Sie sitzt auf einer Bierbank hinterm Haus, weil vorn im Garten auf der Bühne eine Band für ein anderes Stück probt. "Es ist so tolle Stimmung am Haus", sagt sie. Fünf Premieren in einem Monat bringt das Theater raus, alle paar Tage eine, da ist viel gleichzeitiges Werkeln. Stein ist selbst aufgeregt, wegen des Stücks, dass sie wieder vor echtem Publikum spielen darf, nachdem auch sie wochenlang zu Hause sein musste. "Ich hab mir während der Zeit viel Theater im Netz angeschaut, Kammerspiele, Schauspielhaus Zürich." Der Intendant Christian Stückl habe gesagt, Streaming und er, das passe nicht zueinander, "und er hat früh auf den Tisch gehauen und gesagt, er wolle so bald es geht wieder spielen. Dafür war ich sehr dankbar."

Ihren ersten Auftritt hatte Anne Stein schon 2012 am Residenztheater, wo sie als 17-Jährige in einer Inszenierung von Schnitzlers "Reigen" das "süße Mädel" spielte. Damals ging die gebürtige Gräfelfingerin in alle Münchner Theater, liebte besonders ein "Raskolnikow"-Clowns-Stück an den Kammerspielen, fand Birgit Minichmayr und Bibiana Beglau "supercool", Frauen, die die Männer an die Wand spielen konnten. Sie wusste da noch nicht, ob der Beruf für sie spannend sei. Dann studierte sie doch Schauspiel, in Bochum.

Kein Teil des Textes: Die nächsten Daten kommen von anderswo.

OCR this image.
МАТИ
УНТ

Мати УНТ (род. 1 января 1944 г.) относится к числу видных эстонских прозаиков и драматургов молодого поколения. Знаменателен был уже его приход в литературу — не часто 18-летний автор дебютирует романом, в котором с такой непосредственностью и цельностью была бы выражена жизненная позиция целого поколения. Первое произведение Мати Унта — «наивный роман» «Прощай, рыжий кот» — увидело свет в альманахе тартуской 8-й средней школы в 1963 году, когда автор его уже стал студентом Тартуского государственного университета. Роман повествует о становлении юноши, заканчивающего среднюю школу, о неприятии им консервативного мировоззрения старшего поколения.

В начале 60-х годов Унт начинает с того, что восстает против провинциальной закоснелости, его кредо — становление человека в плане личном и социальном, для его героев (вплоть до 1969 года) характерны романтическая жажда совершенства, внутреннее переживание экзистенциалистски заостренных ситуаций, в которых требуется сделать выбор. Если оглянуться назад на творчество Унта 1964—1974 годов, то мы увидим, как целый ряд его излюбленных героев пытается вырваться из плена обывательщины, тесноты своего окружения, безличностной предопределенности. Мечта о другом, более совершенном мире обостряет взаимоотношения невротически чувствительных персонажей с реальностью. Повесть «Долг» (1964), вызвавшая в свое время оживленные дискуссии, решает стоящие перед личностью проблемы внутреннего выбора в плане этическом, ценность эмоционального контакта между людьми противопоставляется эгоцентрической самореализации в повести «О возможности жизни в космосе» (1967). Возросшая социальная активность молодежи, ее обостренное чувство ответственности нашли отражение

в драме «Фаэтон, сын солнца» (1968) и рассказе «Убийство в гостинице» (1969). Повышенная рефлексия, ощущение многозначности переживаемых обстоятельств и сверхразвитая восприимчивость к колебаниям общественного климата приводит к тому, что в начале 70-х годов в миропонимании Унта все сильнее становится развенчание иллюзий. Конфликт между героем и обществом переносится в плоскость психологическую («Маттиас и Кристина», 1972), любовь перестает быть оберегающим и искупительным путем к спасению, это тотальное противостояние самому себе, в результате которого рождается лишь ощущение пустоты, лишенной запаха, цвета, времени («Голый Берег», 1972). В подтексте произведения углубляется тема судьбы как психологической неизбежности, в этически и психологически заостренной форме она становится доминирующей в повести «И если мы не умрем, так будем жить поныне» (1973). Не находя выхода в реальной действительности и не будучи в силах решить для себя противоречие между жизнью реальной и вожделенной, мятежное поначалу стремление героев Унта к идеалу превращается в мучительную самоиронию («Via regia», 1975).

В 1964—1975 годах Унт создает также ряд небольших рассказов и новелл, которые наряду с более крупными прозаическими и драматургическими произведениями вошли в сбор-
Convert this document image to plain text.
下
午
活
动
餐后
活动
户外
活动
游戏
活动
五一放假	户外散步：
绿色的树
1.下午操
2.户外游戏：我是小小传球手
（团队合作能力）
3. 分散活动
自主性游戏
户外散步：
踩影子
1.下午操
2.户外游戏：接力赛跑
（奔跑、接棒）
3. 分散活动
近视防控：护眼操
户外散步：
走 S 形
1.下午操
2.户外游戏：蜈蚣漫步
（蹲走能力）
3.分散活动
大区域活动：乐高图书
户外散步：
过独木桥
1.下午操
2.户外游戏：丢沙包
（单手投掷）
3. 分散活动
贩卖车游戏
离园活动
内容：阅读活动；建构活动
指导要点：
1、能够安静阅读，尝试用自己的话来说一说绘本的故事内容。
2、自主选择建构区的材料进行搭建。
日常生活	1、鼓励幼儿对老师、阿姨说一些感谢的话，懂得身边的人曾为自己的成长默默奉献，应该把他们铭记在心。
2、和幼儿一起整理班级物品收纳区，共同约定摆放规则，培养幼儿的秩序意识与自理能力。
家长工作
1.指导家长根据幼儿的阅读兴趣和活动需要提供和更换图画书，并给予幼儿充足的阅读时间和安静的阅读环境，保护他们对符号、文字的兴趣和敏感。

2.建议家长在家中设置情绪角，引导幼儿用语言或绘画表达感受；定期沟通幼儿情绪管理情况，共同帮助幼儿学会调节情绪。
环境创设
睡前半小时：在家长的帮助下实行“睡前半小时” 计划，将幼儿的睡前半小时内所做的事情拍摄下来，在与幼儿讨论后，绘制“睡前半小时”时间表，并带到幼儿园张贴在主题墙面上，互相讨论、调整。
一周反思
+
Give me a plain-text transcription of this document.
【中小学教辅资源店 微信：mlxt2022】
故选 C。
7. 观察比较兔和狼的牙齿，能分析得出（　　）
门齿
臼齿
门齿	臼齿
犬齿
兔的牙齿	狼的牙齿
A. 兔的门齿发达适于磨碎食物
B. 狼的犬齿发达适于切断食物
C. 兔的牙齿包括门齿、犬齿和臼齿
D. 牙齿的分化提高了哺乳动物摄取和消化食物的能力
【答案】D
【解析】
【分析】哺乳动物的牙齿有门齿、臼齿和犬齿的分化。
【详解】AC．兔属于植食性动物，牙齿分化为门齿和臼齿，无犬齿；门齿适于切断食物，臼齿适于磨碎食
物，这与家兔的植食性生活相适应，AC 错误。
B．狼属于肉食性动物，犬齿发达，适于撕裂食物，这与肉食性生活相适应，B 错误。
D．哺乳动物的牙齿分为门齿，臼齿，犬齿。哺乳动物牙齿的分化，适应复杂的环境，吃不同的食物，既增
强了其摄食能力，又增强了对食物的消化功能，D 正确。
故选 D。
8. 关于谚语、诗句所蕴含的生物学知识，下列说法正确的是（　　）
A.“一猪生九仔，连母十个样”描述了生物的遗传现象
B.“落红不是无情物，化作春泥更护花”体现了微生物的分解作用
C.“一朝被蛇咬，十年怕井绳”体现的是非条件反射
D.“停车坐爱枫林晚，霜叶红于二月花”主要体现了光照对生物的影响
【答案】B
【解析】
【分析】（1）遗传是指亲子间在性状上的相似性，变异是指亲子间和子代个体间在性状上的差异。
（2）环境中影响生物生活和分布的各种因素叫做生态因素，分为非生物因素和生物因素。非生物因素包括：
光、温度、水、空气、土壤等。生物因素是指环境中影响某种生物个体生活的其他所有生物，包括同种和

Dort entdeckte sie ihre Liebe zum körperlichen Spiel. "Wir hatten eine tolle Bewegungslehrerin. Der Körper erzählt, nicht die Sprache, das fand ich immer toll und so handwerklich. Diese Präzision und Sauberkeit in der Arbeit. Das liegt mir sehr", sagt sie. "Es gibt Schauspieler, die müssen verstehen, woher ihre Figur kommt und wissen, wo die in ihnen zu verorten ist. Das bringt mich nur in Stress, und ich finde das schnell wahnsinnig uninteressant." Dazu passt, dass sie Gruppen wie "Forced Entertainment" toll findet und Clowns und deren offensives Scheitern. Und dazu passt natürlich auch ihre Interpretation der Hedda Gabler (Regie: Lucia Bihler), die vor allem über ihren Körper kommunizierte, der wie ferngesteuert wirkte. Nicht über Gefühle oder Worte.

In "Das hässliche Universum" wird Anne Stein nun ein blond gelocktes Country-Girl mit Cowboy-Boots, Glitzerkleid und Gitarre spielen. Wieder eine ausstaffierte Figur, für die ihre Maskenbildnerin sehr lang an ihr herumbasteln muss - mit Abstand und unter Einhaltung strenger Hygienevorschriften. Welches ihr letzter Song sein sollte, verrät Anne Stein nicht. Sie sagt: "Wir genießen einfach, dass es mit der Welt zu Ende geht. Und ja, es wird eine große Show."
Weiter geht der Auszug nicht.